Wright, Chalmers reunite in K.C.

New Orleans forward and former Kansas player Julian Wright (32) tries to poke the ball away from former KU teammate Mario Chalmers of the Miami Heat during an exhibition game. The Heat won, 97-81, Thursday at the Sprint Center in Kansas City, Mo.

? There was a good chance the plan would end up blowing up in his face, but once the Kansas University men’s basketball team advanced to the 2008 national championship game against Memphis, Julian Wright really had no choice but to attend.

So the day of the game, the former Jayhawk standout and then-New Orleans Hornets rookie booked a flight to San Antonio, made it there for tipoff, watched buddy Mario Chalmers’ game-tying three-pointer hang in the air (“I knew it was going in,” he says now), celebrated like a madman in the locker room afterward and prayed his 6:30 a.m. flight the next day would get him back in time for the team’s 9:30 morning shootaround.

“It was worth it,” said Wright, who had left Kansas the previous year to enter the NBA Draft. “It was almost a heart attack, but I made it.”

On Thursday night in Kansas City, Wright again got to watch Chalmers play the hero –although this time around the circumstances were a bit less strenuous.

Chalmers’ 10-point, five-assist, five-rebound performance paced the Miami Heat to a 97-81 victory over Wright’s Hornets during the teams’ preseason NBA matchup at the Sprint Center.

The game marked a reunion of sorts for the former teammates, who were once pictured together on Sports Illustrated’s annual college basketball preview issue, and provided an opportunity to rekindle some old memories prior to tipoff.

“For me and Julian, it’s crazy,” Chalmers said. “It’s what, 30, 45 minutes away (from Lawrence)? With Julian driving, maybe 15, 20 minutes. But it’s good. You get to come out and play in front of our crowd, it’s going to be fun.”

Earlier in the week, Wright had expressed his plans to put on a display during pregame warmups, and he made good on that promise Thursday, carrying out some aerial feats during warm-ups and following them up with the (almost) play of the game when he dunked two-handed in the second quarter — though it was whistled off following an away-from-the-ball foul.

He finished with 12 points, nine rebounds and four assists in 26 minutes, turning in one of his best statistical games this preseason, in which he has been given a starting role by New Orleans coach Byron Scott.

On Thursday, the coach praised the player’s recent development, save for a few mental miscues.

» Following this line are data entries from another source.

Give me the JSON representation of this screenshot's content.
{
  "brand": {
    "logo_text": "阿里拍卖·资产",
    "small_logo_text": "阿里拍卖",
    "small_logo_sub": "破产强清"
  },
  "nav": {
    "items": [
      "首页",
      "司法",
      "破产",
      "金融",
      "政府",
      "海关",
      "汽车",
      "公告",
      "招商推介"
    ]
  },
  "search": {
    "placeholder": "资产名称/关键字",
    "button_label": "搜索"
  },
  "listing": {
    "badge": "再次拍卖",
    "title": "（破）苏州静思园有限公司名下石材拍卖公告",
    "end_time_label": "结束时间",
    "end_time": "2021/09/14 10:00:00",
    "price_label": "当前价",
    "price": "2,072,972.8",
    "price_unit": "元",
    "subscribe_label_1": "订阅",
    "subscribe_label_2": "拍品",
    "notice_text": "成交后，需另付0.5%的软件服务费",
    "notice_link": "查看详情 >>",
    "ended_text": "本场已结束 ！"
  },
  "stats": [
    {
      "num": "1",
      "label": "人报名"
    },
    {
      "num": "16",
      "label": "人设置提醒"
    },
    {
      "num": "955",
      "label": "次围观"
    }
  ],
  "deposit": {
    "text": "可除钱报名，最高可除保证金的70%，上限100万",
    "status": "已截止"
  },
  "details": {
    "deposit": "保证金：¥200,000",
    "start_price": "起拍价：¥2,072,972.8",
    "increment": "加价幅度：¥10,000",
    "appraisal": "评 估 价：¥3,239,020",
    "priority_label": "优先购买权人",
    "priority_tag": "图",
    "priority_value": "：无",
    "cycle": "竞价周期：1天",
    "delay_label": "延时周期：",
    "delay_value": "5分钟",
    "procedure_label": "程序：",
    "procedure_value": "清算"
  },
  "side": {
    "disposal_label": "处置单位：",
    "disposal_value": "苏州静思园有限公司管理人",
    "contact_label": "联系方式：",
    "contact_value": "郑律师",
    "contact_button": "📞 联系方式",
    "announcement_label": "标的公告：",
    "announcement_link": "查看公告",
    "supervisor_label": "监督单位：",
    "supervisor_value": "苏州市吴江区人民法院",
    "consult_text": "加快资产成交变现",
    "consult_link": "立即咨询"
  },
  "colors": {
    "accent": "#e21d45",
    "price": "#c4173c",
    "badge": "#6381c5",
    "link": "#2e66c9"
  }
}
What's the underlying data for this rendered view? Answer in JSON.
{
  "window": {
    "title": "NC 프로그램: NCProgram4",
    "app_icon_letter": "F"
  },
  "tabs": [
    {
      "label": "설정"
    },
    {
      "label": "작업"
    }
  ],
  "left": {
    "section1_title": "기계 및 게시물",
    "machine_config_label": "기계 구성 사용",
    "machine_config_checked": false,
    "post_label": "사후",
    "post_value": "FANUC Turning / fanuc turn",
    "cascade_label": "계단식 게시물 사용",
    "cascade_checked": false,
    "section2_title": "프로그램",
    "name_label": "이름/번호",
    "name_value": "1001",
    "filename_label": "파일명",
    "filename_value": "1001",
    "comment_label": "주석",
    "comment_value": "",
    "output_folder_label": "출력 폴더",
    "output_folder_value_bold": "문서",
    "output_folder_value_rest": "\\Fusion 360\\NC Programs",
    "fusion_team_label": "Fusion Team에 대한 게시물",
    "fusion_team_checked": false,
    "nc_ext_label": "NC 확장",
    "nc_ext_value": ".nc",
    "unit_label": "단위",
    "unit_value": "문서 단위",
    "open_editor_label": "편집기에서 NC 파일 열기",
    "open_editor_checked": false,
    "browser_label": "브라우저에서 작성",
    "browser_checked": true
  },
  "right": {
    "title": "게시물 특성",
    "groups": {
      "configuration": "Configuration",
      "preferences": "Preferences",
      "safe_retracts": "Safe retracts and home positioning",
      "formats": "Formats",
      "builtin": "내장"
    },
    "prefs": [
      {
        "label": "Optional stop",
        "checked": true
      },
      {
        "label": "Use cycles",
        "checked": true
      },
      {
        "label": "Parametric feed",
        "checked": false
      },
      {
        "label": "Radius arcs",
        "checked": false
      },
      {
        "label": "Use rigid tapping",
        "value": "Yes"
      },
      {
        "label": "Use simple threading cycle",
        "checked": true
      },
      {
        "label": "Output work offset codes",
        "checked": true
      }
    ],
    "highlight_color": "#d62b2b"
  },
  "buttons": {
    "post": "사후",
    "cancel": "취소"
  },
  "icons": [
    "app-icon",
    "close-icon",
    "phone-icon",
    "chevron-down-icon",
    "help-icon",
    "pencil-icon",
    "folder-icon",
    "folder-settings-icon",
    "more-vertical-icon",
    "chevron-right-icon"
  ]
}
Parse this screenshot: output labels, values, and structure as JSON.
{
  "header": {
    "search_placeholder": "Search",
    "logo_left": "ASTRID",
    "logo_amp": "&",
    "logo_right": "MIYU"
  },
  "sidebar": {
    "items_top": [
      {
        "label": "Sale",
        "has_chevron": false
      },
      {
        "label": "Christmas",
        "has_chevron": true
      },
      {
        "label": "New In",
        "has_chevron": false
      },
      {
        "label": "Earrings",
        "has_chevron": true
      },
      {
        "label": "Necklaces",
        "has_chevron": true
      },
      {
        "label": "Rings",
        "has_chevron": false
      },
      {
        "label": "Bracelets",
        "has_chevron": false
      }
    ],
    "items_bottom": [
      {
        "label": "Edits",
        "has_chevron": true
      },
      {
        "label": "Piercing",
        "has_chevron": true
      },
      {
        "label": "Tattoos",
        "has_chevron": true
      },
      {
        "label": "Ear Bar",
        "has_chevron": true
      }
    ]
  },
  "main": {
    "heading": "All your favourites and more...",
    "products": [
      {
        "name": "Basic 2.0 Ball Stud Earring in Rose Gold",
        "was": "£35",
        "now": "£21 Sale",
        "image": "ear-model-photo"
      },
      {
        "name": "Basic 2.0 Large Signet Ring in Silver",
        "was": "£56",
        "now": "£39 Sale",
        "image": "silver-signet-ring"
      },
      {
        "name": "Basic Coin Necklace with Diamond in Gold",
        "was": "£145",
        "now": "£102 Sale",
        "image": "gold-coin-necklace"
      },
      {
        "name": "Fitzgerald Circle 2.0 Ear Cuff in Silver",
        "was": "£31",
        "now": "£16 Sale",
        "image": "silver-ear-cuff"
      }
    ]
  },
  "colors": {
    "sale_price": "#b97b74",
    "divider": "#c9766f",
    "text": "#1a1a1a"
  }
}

“Some of the mistakes that he made tonight are mistakes that he shouldn’t be making,” Scott said after the game. “But he still had a pretty good game. He’s made improvements from the last couple of games, and we want to keep that in mind and keep striving for him to become a better basketball player.”

While Wright says he has grown increasingly comfortable this preseason, he has been around long enough –he was selected No. 13 overall in the 2007 NBA Draft — to know that a starting spot in an NBA lineup is far from stable.

“It’s always competitive in practice,” Wright said. “You could be playing 25 minutes and then play 30, two weeks later play 10, and the next week you’re in the doghouse, and you ain’t even dressing. So you just gotta always be on top of everything.”

Chalmers’ starting role, meanwhile, seems to have been solidified following a rookie season in which he averaged 10 points and 4.9 assists per game and set a single-game franchise record with nine steals.

Fresh off his rookie season, in which he was famously booted from the NBA’s rookie symposium — along with Heat teammate Michael Beasley and former KU big man Darrell Arthur — for breaking multiple league rules, Chalmers talked about the early transition from college to the NBA.

“You’ve got a lot of free time on your hands, a lot of time to get better,” he said of the transition from college to the NBA. “Being in college, you still got classes to go to, tutors to go to, and once you’re (here), it’s just the gym. You’ve got a lot of free time, and you’ve just got to figure out what to do with (it).”

The extra gym time seemed to do the trick Thursday, as he edged his old teammate in front of a crowd that reserved its loudest pregame ovations for the former Jayhawks.

“I guess you could say it’s bittersweet,” Wright said.

Chalmers ‘surprised’ by KU football-basketball in-fighting: A two-day feud between members of the KU football and basketball teams that involved at least two fights and resulted in a dislocated thumb for Kansas basketball player Tyshawn Taylor came as a surprise to Chalmers, who said it was uncharacteristic for both programs.

“When we went to school, we was cool with the football team,” he said Thursday. “There might have been a little bickering back and forth, but nothing like that.”